A cultura da macieira tem vindo, porém, a regredir e com “tendência para o desaparecimento”, alerta Raúl Rodrigues. Apesar disso, “na zona de Arcos de Valdevez, ainda temos diversas variedades de maçã: vinho-dos-Arcos, focinho-de-burro, carne-de-burro, porta-da-loja, cu-de-burro, galho-tenro, galho-mole e uma série de camoesas…”, enumerou o investigador ao blogue Soajo em Notícia.
É o saber ancestral das gentes locais que, misturando tradição, montanha e meio, faz a diferença. “Devido ao clima, o potencial dos produtos está limitado a determinadas zonas. E os agricultores sabem disso. Onde é que estão as fruteiras? Como se vê aqui, nas proximidades da Casa do Povo de Soajo, é onde houver oliveiras. Os nossos antepassados colocavam as laranjeiras na parte sul debaixo das oliveiras para que estas protegessem os citrinos dos ventos gélidos que vinham (vêm) da Galiza na altura da floração”.
Mas, para além das referidas espécies e variedades de fruteiras cultivadas nesta freguesia, Raúl Rodrigues identificou outros produtos de grande potencial em expansão. “Há os mirtilos ou as compotas para vender aos turistas […] e, para as zonas de várzea, o kiwi é uma cultura que dá dinheiro. O quilo está a ser liquidado aos produtores entre 85 cêntimos e 1 euro (sobre o produto entregue). O Alto Minho representa cerca de 30% (e o Minho 75%) da área total de produção nacional, que é de 2200 hectares”, explicou Raúl Rodrigues, muito interessado em “descascar o património frutícola” ainda por explorar na região.

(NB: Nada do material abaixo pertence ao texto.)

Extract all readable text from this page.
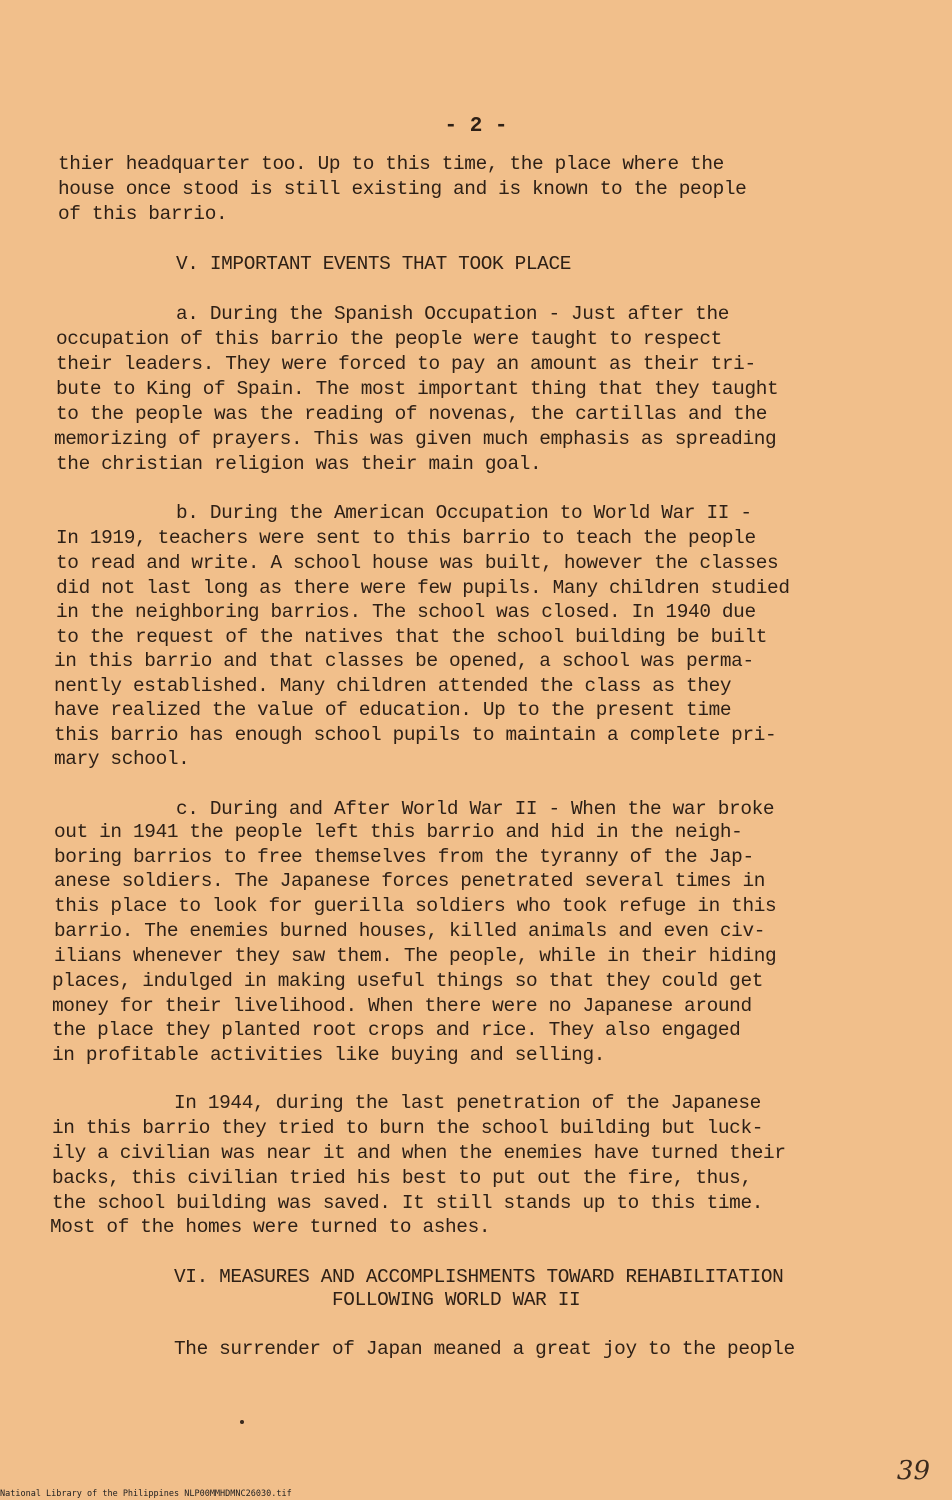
- 2 -
thier headquarter too. Up to this time, the place where the
house once stood is still existing and is known to the people
of this barrio.
V. IMPORTANT EVENTS THAT TOOK PLACE
a. During the Spanish Occupation - Just after the
occupation of this barrio the people were taught to respect
their leaders. They were forced to pay an amount as their tri-
bute to King of Spain. The most important thing that they taught
to the people was the reading of novenas, the cartillas and the
memorizing of prayers. This was given much emphasis as spreading
the christian religion was their main goal.
b. During the American Occupation to World War II -
In 1919, teachers were sent to this barrio to teach the people
to read and write. A school house was built, however the classes
did not last long as there were few pupils. Many children studied
in the neighboring barrios. The school was closed. In 1940 due
to the request of the natives that the school building be built
in this barrio and that classes be opened, a school was perma-
nently established. Many children attended the class as they
have realized the value of education. Up to the present time
this barrio has enough school pupils to maintain a complete pri-
mary school.
c. During and After World War II - When the war broke
out in 1941 the people left this barrio and hid in the neigh-
boring barrios to free themselves from the tyranny of the Jap-
anese soldiers. The Japanese forces penetrated several times in
this place to look for guerilla soldiers who took refuge in this
barrio. The enemies burned houses, killed animals and even civ-
ilians whenever they saw them. The people, while in their hiding
places, indulged in making useful things so that they could get
money for their livelihood. When there were no Japanese around
the place they planted root crops and rice. They also engaged
in profitable activities like buying and selling.
In 1944, during the last penetration of the Japanese
in this barrio they tried to burn the school building but luck-
ily a civilian was near it and when the enemies have turned their
backs, this civilian tried his best to put out the fire, thus,
the school building was saved. It still stands up to this time.
Most of the homes were turned to ashes.
VI. MEASURES AND ACCOMPLISHMENTS TOWARD REHABILITATION
FOLLOWING WORLD WAR II
The surrender of Japan meaned a great joy to the people
39
National Library of the Philippines NLP00MMHDMNC26030.tif
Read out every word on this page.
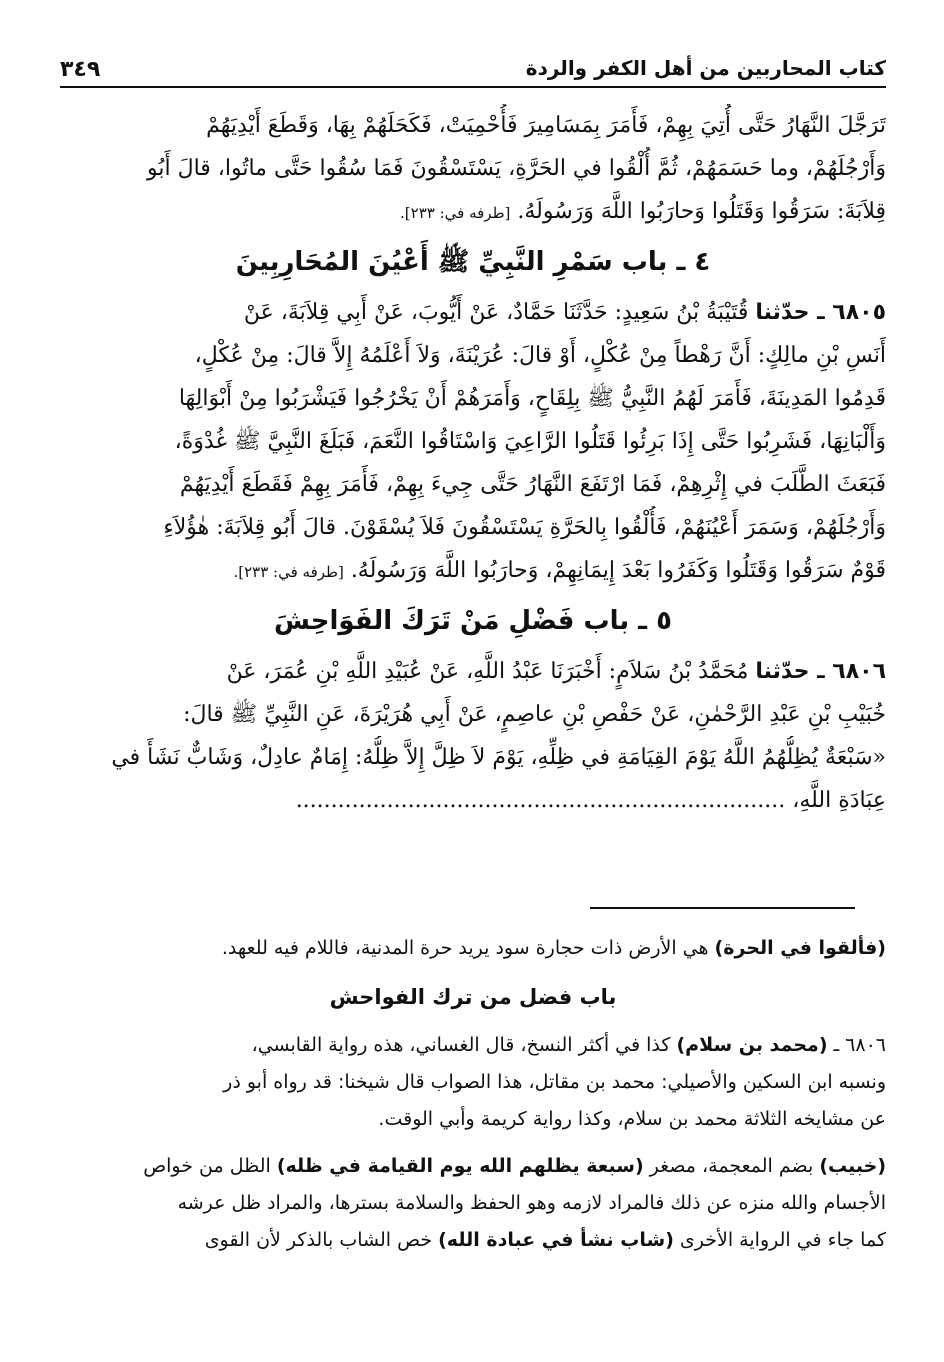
كتاب المحاربين من أهل الكفر والردة
٣٤٩
تَرَجَّلَ النَّهَارُ حَتَّى أُتِيَ بِهِمْ، فَأَمَرَ بِمَسَامِيرَ فَأُحْمِيَتْ، فَكَحَلَهُمْ بِهَا، وَقَطَعَ أَيْدِيَهُمْ
وَأَرْجُلَهُمْ، وما حَسَمَهُمْ، ثُمَّ أُلْقُوا في الحَرَّةِ، يَسْتَسْقُونَ فَمَا سُقُوا حَتَّى ماتُوا، قالَ أَبُو
قِلاَبَةَ: سَرَقُوا وَقَتَلُوا وَحارَبُوا اللَّهَ وَرَسُولَهُ. [طرفه في: ٢٣٣].
٤ ـ باب سَمْرِ النَّبِيِّ ﷺ أَعْيُنَ المُحَارِبِينَ
٦٨٠٥ ـ حدّثنا قُتَيْبَةُ بْنُ سَعِيدٍ: حَدَّثَنَا حَمَّادٌ، عَنْ أَيُّوبَ، عَنْ أَبِي قِلاَبَةَ، عَنْ
أَنَسِ بْنِ مالِكٍ: أَنَّ رَهْطاً مِنْ عُكْلٍ، أَوْ قالَ: عُرَيْنَةَ، وَلاَ أَعْلَمُهُ إِلاَّ قالَ: مِنْ عُكْلٍ،
قَدِمُوا المَدِينَةَ، فَأَمَرَ لَهُمُ النَّبِيُّ ﷺ بِلِقَاحٍ، وَأَمَرَهُمْ أَنْ يَخْرُجُوا فَيَشْرَبُوا مِنْ أَبْوَالِهَا
وَأَلْبَانِهَا، فَشَرِبُوا حَتَّى إِذَا بَرِئُوا قَتَلُوا الرَّاعِيَ وَاسْتَاقُوا النَّعَمَ، فَبَلَغَ النَّبِيَّ ﷺ غُدْوَةً،
فَبَعَثَ الطَّلَبَ في إِثْرِهِمْ، فَمَا ارْتَفَعَ النَّهَارُ حَتَّى جِيءَ بِهِمْ، فَأَمَرَ بِهِمْ فَقَطَعَ أَيْدِيَهُمْ
وَأَرْجُلَهُمْ، وَسَمَرَ أَعْيُنَهُمْ، فَأُلْقُوا بِالحَرَّةِ يَسْتَسْقُونَ فَلاَ يُسْقَوْنَ. قالَ أَبُو قِلاَبَةَ: هٰؤُلاَءِ
قَوْمٌ سَرَقُوا وَقَتَلُوا وَكَفَرُوا بَعْدَ إِيمَانِهِمْ، وَحارَبُوا اللَّهَ وَرَسُولَهُ. [طرفه في: ٢٣٣].
٥ ـ باب فَضْلِ مَنْ تَرَكَ الفَوَاحِشَ
٦٨٠٦ ـ حدّثنا مُحَمَّدُ بْنُ سَلاَمٍ: أَخْبَرَنَا عَبْدُ اللَّهِ، عَنْ عُبَيْدِ اللَّهِ بْنِ عُمَرَ، عَنْ
خُبَيْبِ بْنِ عَبْدِ الرَّحْمٰنِ، عَنْ حَفْصِ بْنِ عاصِمٍ، عَنْ أَبِي هُرَيْرَةَ، عَنِ النَّبِيِّ ﷺ قالَ:
«سَبْعَةٌ يُظِلُّهُمُ اللَّهُ يَوْمَ القِيَامَةِ في ظِلِّهِ، يَوْمَ لاَ ظِلَّ إِلاَّ ظِلُّهُ: إِمَامٌ عادِلٌ، وَشَابٌّ نَشَأَ في
عِبَادَةِ اللَّهِ، ......................................................................
(فألقوا في الحرة) هي الأرض ذات حجارة سود يريد حرة المدنية، فاللام فيه للعهد.
باب فضل من ترك الفواحش
٦٨٠٦ ـ (محمد بن سلام) كذا في أكثر النسخ، قال الغساني، هذه رواية القابسي،
ونسبه ابن السكين والأصيلي: محمد بن مقاتل، هذا الصواب قال شيخنا: قد رواه أبو ذر
عن مشايخه الثلاثة محمد بن سلام، وكذا رواية كريمة وأبي الوقت.
(خبيب) بضم المعجمة، مصغر (سبعة يظلهم الله يوم القيامة في ظله) الظل من خواص
الأجسام والله منزه عن ذلك فالمراد لازمه وهو الحفظ والسلامة بسترها، والمراد ظل عرشه
كما جاء في الرواية الأخرى (شاب نشأ في عبادة الله) خص الشاب بالذكر لأن القوى
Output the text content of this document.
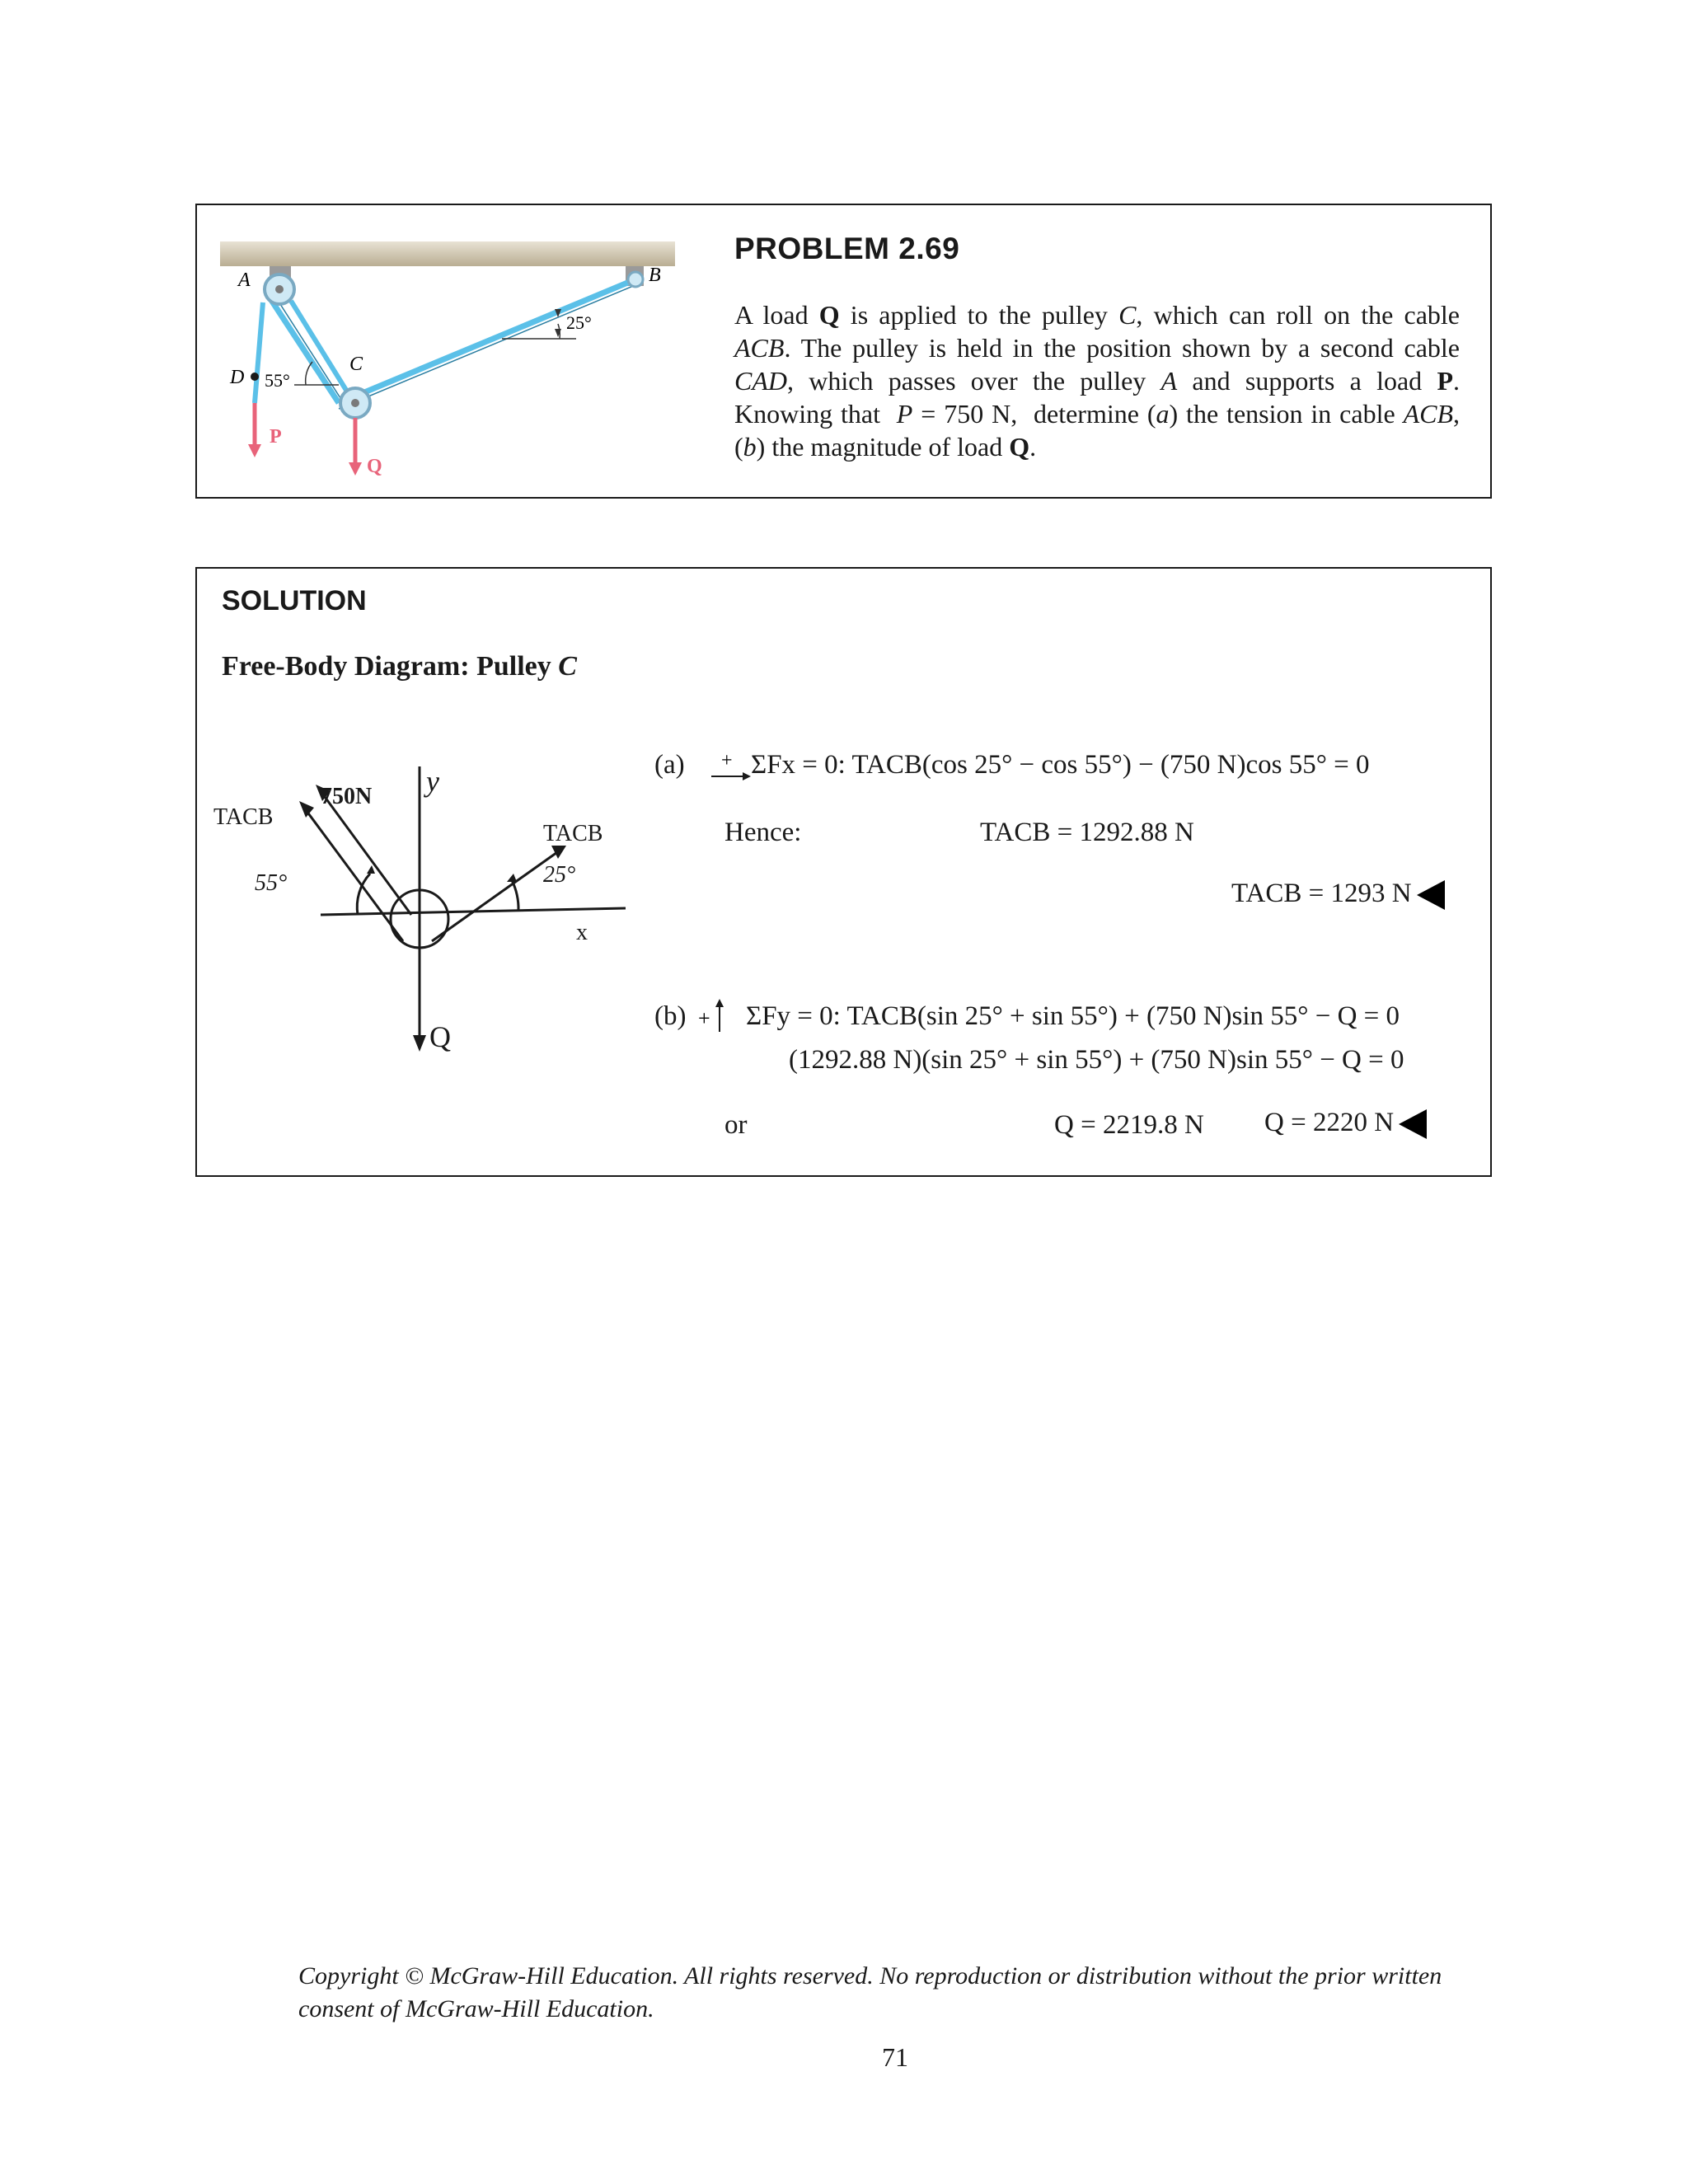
A	B
C
D
P
Q
55°
25°
PROBLEM 2.69
A load Q is applied to the pulley C, which can roll on the cable ACB. The pulley is held in the position shown by a second cable CAD, which passes over the pulley A and supports a load P. Knowing that  P = 750 N,  determine (a) the tension in cable ACB, (b) the magnitude of load Q.
SOLUTION
Free-Body Diagram: Pulley C
TACB
750N y
TACB
25°
55°
x
Q
(a) + ΣFx = 0: TACB(cos 25° − cos 55°) − (750 N)cos 55° = 0
Hence:	TACB = 1292.88 N
TACB = 1293 N
(b) + ΣFy = 0: TACB(sin 25° + sin 55°) + (750 N)sin 55° − Q = 0
(1292.88 N)(sin 25° + sin 55°) + (750 N)sin 55° − Q = 0
or	Q = 2219.8 N Q = 2220 N
Copyright © McGraw-Hill Education. All rights reserved. No reproduction or distribution without the prior written consent of McGraw-Hill Education.
71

No melhor dos prazos, só em maio de 2019, quando encerrar o projeto iniciado há dez meses, é que se verá se esta iniciativa trouxe valor acrescentado, valorizou o potencial endógeno, fixou mais alguns empreendedores na região e conseguiu potenciar o desenvolvimento à volta das fileiras do agronegócio.
Depoimentos
. Raúl Rodrigues (professor da ESA): “O RevitAGRI visa dar força e visibilidade aos pequenos produtores […] para contrariar o absolutismo do mercado livre em que as grandes distribuidoras ditam o consumo. […] Os produtos que consumirmos têm de ser provenientes da nossa região”.
. Áurea Gomes (técnica do projeto RevitAGRI): “Infelizmente, não há muitas empresas ligadas ao agronegócio na área do PN. A maioria dos projetos emergentes diz respeito à agropecuária. Já o setor do mel apresenta uma dimensão muito pequena, mas tem muito potencial”.
. José Manuel Pires (professor da ESA): “O impacto da vespa-asiática na produção de mel é muito grande, mas este flagelo vai para além da apicultura. A vespa destrói a população de abelhas e a redução desta no ecossistema é cada vez mais visível. É urgente reforçar o trabalho colaborativo das entidades que operam na destruição dos ninhos de vespa-asiática”.